Penganiayaan terhadap Falun Gong masih terus berlangsung hingga hari ini, dengan banyak praktisi disiplin spiritual ini dipenjarakan di pusat-pusat penahanan, kamp kerja paksa, dan pusat pencucian otak. Minghui.org, sebuah situs web yang didedikasikan untuk mendokumentasikan penganiayaan terhadap Falun Gong di Tiongkok, telah melaporkan adanya kerja paksa, penyiksaan, dan kematian.

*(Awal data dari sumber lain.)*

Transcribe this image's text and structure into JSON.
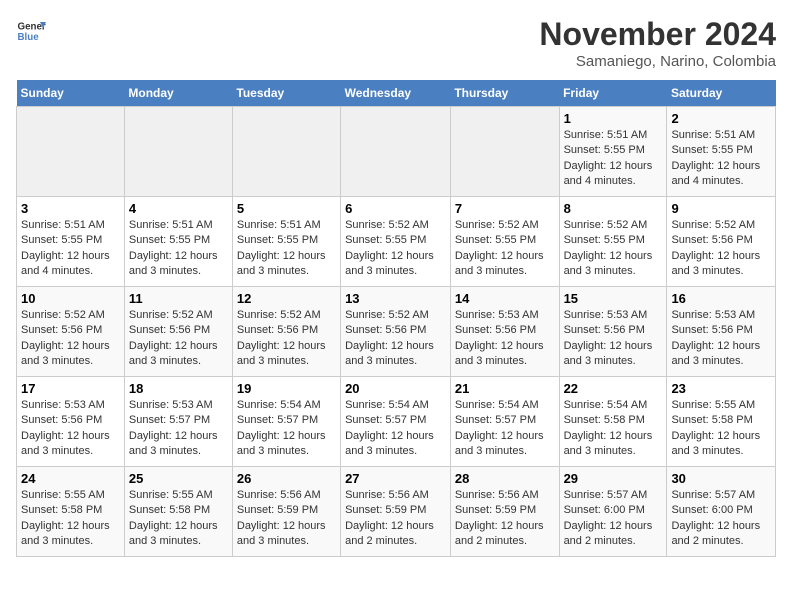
{
  "logo": {
    "line1": "General",
    "line2": "Blue"
  },
  "title": "November 2024",
  "location": "Samaniego, Narino, Colombia",
  "days_of_week": [
    "Sunday",
    "Monday",
    "Tuesday",
    "Wednesday",
    "Thursday",
    "Friday",
    "Saturday"
  ],
  "weeks": [
    [
      {
        "day": "",
        "info": ""
      },
      {
        "day": "",
        "info": ""
      },
      {
        "day": "",
        "info": ""
      },
      {
        "day": "",
        "info": ""
      },
      {
        "day": "",
        "info": ""
      },
      {
        "day": "1",
        "info": "Sunrise: 5:51 AM\nSunset: 5:55 PM\nDaylight: 12 hours and 4 minutes."
      },
      {
        "day": "2",
        "info": "Sunrise: 5:51 AM\nSunset: 5:55 PM\nDaylight: 12 hours and 4 minutes."
      }
    ],
    [
      {
        "day": "3",
        "info": "Sunrise: 5:51 AM\nSunset: 5:55 PM\nDaylight: 12 hours and 4 minutes."
      },
      {
        "day": "4",
        "info": "Sunrise: 5:51 AM\nSunset: 5:55 PM\nDaylight: 12 hours and 3 minutes."
      },
      {
        "day": "5",
        "info": "Sunrise: 5:51 AM\nSunset: 5:55 PM\nDaylight: 12 hours and 3 minutes."
      },
      {
        "day": "6",
        "info": "Sunrise: 5:52 AM\nSunset: 5:55 PM\nDaylight: 12 hours and 3 minutes."
      },
      {
        "day": "7",
        "info": "Sunrise: 5:52 AM\nSunset: 5:55 PM\nDaylight: 12 hours and 3 minutes."
      },
      {
        "day": "8",
        "info": "Sunrise: 5:52 AM\nSunset: 5:55 PM\nDaylight: 12 hours and 3 minutes."
      },
      {
        "day": "9",
        "info": "Sunrise: 5:52 AM\nSunset: 5:56 PM\nDaylight: 12 hours and 3 minutes."
      }
    ],
    [
      {
        "day": "10",
        "info": "Sunrise: 5:52 AM\nSunset: 5:56 PM\nDaylight: 12 hours and 3 minutes."
      },
      {
        "day": "11",
        "info": "Sunrise: 5:52 AM\nSunset: 5:56 PM\nDaylight: 12 hours and 3 minutes."
      },
      {
        "day": "12",
        "info": "Sunrise: 5:52 AM\nSunset: 5:56 PM\nDaylight: 12 hours and 3 minutes."
      },
      {
        "day": "13",
        "info": "Sunrise: 5:52 AM\nSunset: 5:56 PM\nDaylight: 12 hours and 3 minutes."
      },
      {
        "day": "14",
        "info": "Sunrise: 5:53 AM\nSunset: 5:56 PM\nDaylight: 12 hours and 3 minutes."
      },
      {
        "day": "15",
        "info": "Sunrise: 5:53 AM\nSunset: 5:56 PM\nDaylight: 12 hours and 3 minutes."
      },
      {
        "day": "16",
        "info": "Sunrise: 5:53 AM\nSunset: 5:56 PM\nDaylight: 12 hours and 3 minutes."
      }
    ],
    [
      {
        "day": "17",
        "info": "Sunrise: 5:53 AM\nSunset: 5:56 PM\nDaylight: 12 hours and 3 minutes."
      },
      {
        "day": "18",
        "info": "Sunrise: 5:53 AM\nSunset: 5:57 PM\nDaylight: 12 hours and 3 minutes."
      },
      {
        "day": "19",
        "info": "Sunrise: 5:54 AM\nSunset: 5:57 PM\nDaylight: 12 hours and 3 minutes."
      },
      {
        "day": "20",
        "info": "Sunrise: 5:54 AM\nSunset: 5:57 PM\nDaylight: 12 hours and 3 minutes."
      },
      {
        "day": "21",
        "info": "Sunrise: 5:54 AM\nSunset: 5:57 PM\nDaylight: 12 hours and 3 minutes."
      },
      {
        "day": "22",
        "info": "Sunrise: 5:54 AM\nSunset: 5:58 PM\nDaylight: 12 hours and 3 minutes."
      },
      {
        "day": "23",
        "info": "Sunrise: 5:55 AM\nSunset: 5:58 PM\nDaylight: 12 hours and 3 minutes."
      }
    ],
    [
      {
        "day": "24",
        "info": "Sunrise: 5:55 AM\nSunset: 5:58 PM\nDaylight: 12 hours and 3 minutes."
      },
      {
        "day": "25",
        "info": "Sunrise: 5:55 AM\nSunset: 5:58 PM\nDaylight: 12 hours and 3 minutes."
      },
      {
        "day": "26",
        "info": "Sunrise: 5:56 AM\nSunset: 5:59 PM\nDaylight: 12 hours and 3 minutes."
      },
      {
        "day": "27",
        "info": "Sunrise: 5:56 AM\nSunset: 5:59 PM\nDaylight: 12 hours and 2 minutes."
      },
      {
        "day": "28",
        "info": "Sunrise: 5:56 AM\nSunset: 5:59 PM\nDaylight: 12 hours and 2 minutes."
      },
      {
        "day": "29",
        "info": "Sunrise: 5:57 AM\nSunset: 6:00 PM\nDaylight: 12 hours and 2 minutes."
      },
      {
        "day": "30",
        "info": "Sunrise: 5:57 AM\nSunset: 6:00 PM\nDaylight: 12 hours and 2 minutes."
      }
    ]
  ]
}
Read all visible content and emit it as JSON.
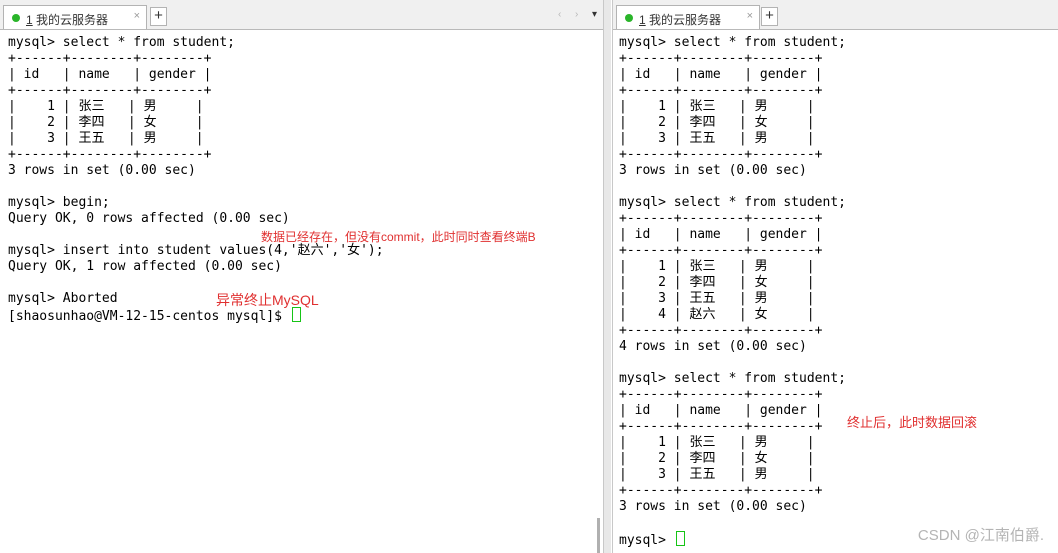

Wakil Direktur DAFOH, Harold King, mengatakan bahwa dirinya dan banyak pihak lain yang terlibat merasa kagum terhadap berbagai organisasi nirlaba yang telah mengadakan acara pengumpulan tanda tangan di seluruh dunia untuk mendukung kampanye ini.
“Orang-orang secara naluriah memahami bahaya yang diwakili oleh kejahatan-kejahatan ini,” ujarnya kepada The Epoch Times.
Ia berharap jumlah penandatangan yang terus bertambah dapat mendorong para politisi dan pembuat kebijakan untuk “mempertimbangkan risiko bekerja sama dengan Partai Komunis Tiongkok di bidang apa pun.”
Di Amerika Serikat, Dewan Perwakilan Rakyat telah meloloskan Undang-Undang Perlindungan Falun Gong serta Undang-Undang Penghentian Pengambilan Organ Hidup 2025, yang akan menjatuhkan sanksi terhadap semua organisasi dan individu yang terlibat dalam kekejaman ini. (Hui)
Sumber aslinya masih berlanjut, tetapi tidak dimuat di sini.